A new tool that uses existing GP records to determine a patient’s risk of developing lung cancer could help better identify who would most benefit from screening, say researchers.

The CanPredict risk score, developed by researchers at Nottingham and Oxford University, takes into account factors such as smoking, age, ethnicity, body mass index, medical conditions and social deprivation.

Reporting the findings in The Lancet Respiratory Medicine, the team said the model, which was developed and validated on almost 20 million people across two GP research databases, outperformed seven other lung cancer risk prediction models at five, six and ten years.

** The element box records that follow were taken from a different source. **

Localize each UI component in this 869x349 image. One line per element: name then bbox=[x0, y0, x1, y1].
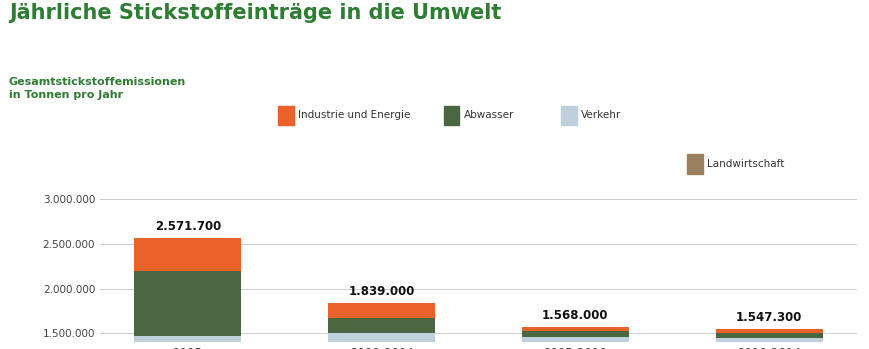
Text: 1.568.000: 1.568.000 bbox=[541, 309, 608, 322]
Text: 1.839.000: 1.839.000 bbox=[348, 285, 415, 298]
Text: Gesamtstickstoffemissionen
in Tonnen pro Jahr: Gesamtstickstoffemissionen in Tonnen pro… bbox=[9, 77, 186, 100]
Text: 2.571.700: 2.571.700 bbox=[155, 220, 221, 233]
Text: 1.547.300: 1.547.300 bbox=[735, 311, 801, 324]
Text: Jährliche Stickstoffeinträge in die Umwelt: Jährliche Stickstoffeinträge in die Umwe… bbox=[9, 3, 501, 23]
Bar bbox=[715, 333, 821, 339]
Bar bbox=[135, 271, 241, 336]
Bar bbox=[715, 339, 821, 349]
Text: Industrie und Energie: Industrie und Energie bbox=[298, 110, 410, 120]
Bar bbox=[135, 238, 241, 271]
Bar bbox=[521, 327, 628, 332]
Text: Verkehr: Verkehr bbox=[580, 110, 620, 120]
Bar bbox=[521, 332, 628, 337]
Bar bbox=[135, 336, 241, 349]
Bar bbox=[715, 329, 821, 333]
Bar bbox=[328, 318, 434, 333]
Text: Abwasser: Abwasser bbox=[463, 110, 514, 120]
Bar bbox=[328, 333, 434, 349]
Bar bbox=[328, 303, 434, 318]
Bar bbox=[521, 337, 628, 349]
Text: Landwirtschaft: Landwirtschaft bbox=[706, 159, 784, 169]
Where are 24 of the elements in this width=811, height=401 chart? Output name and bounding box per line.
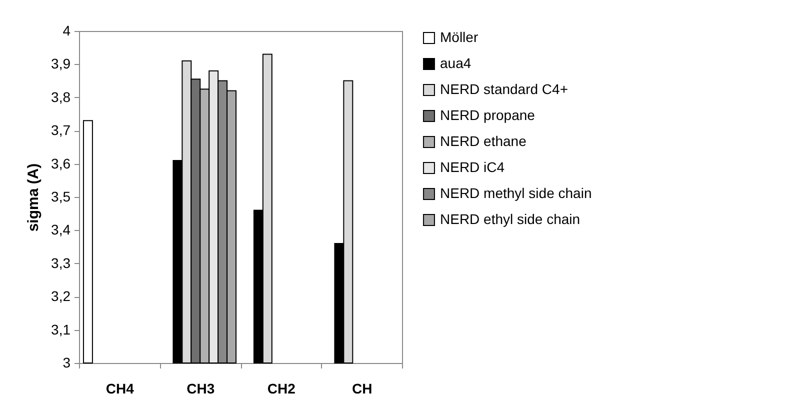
y-tick-label: 3,2: [51, 288, 71, 304]
x-tick-label: CH2: [267, 380, 296, 396]
y-tick-label: 3: [62, 354, 71, 370]
y-tick-label: 3,5: [51, 188, 71, 204]
y-tick-label: 3,9: [51, 56, 71, 72]
x-tick-label: CH: [352, 380, 372, 396]
y-tick-label: 3,3: [51, 254, 71, 271]
y-tick-label: 3,8: [51, 88, 71, 105]
legend-label: NERD iC4: [440, 159, 505, 175]
legend-label: NERD propane: [440, 107, 536, 123]
y-tick-label: 3,4: [51, 222, 71, 238]
x-tick-label: CH3: [186, 380, 215, 396]
legend-label: NERD ethane: [440, 133, 527, 149]
x-tick-label: CH4: [106, 380, 134, 396]
legend-label: NERD ethyl side chain: [440, 211, 580, 227]
y-tick-label: 3,7: [51, 122, 71, 138]
y-tick-label: 3,1: [51, 321, 71, 338]
y-tick-label: 4: [62, 22, 71, 38]
y-tick-label: 3,6: [51, 155, 71, 172]
legend-label: Möller: [440, 29, 478, 45]
legend-label: aua4: [440, 55, 472, 71]
legend-label: NERD standard C4+: [440, 81, 568, 97]
y-axis-title: sigma (A): [25, 163, 42, 232]
legend-label: NERD methyl side chain: [440, 185, 592, 201]
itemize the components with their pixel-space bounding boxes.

It also showed higher sensitivity than the two current recommended UK risk tools.

The team plan to make the risk calculator freely available and said it could be added to GP computer systems to simplify the identification of eligible individuals for targeted screening.

A lung cancer screening programme was recommended by the National Screening Committee in September.

Under the plans, screening would be targeted at high-risk people aged 55-to-74 years with a history of smoking and be integrated with smoking cessation services.

In its recommendation the committee said the Targeted Lung Health Checks pilot scheme was a practical starting point for putting screening in place but more modelling was needed to implement a UK-wide programme.

The new risk tool goes beyond current methods to target screening which rely on doctors recognising high-risk individuals or using patient questionnaires to find those at highest risk, the researchers said.

It was developed by looking analysing health records of 13 million people in the QResearch database aged between 25 to 84 among whom 73,380 had a diagnosis of lung cancer.

Once the common risk factors were identified the team tested it in the Clinical Practice Research Datalink database of 2.5 million to see how well it accurately predicted risk of developing the disease.

Dr Weiqi Liao, study lead and data scientist in the Nuffield Department of Primary Care Health Sciences at the University of Oxford, said: ‘Our tool, CanPredict, works by examining existing patient health records, so it could be run on a per GP surgery basis or nationally, automatically and objectively prioritising patients and alerting their GPs that they might benefit from further screening.

‘Because of this, CanPredict has the potential to substantially reduce the burden on NHS staff, saving time, money and streamlining the administrative process for better patient experience.’

Professor Julia Hippisley-Cox, senior author and Professor of Clinical Epidemiology and General Practice at the University of Oxford, said: ‘We hope that this new validated risk tool will help better prioritise patients for screening and ultimately help spot lung cancer earlier when treatments are more likely to help.’

The team said the current model does rely on whether someone has ever smoked as a key risk fact but they recognised the need for accurate risk estimates in never smokers and would be doing a separate study to answer that question.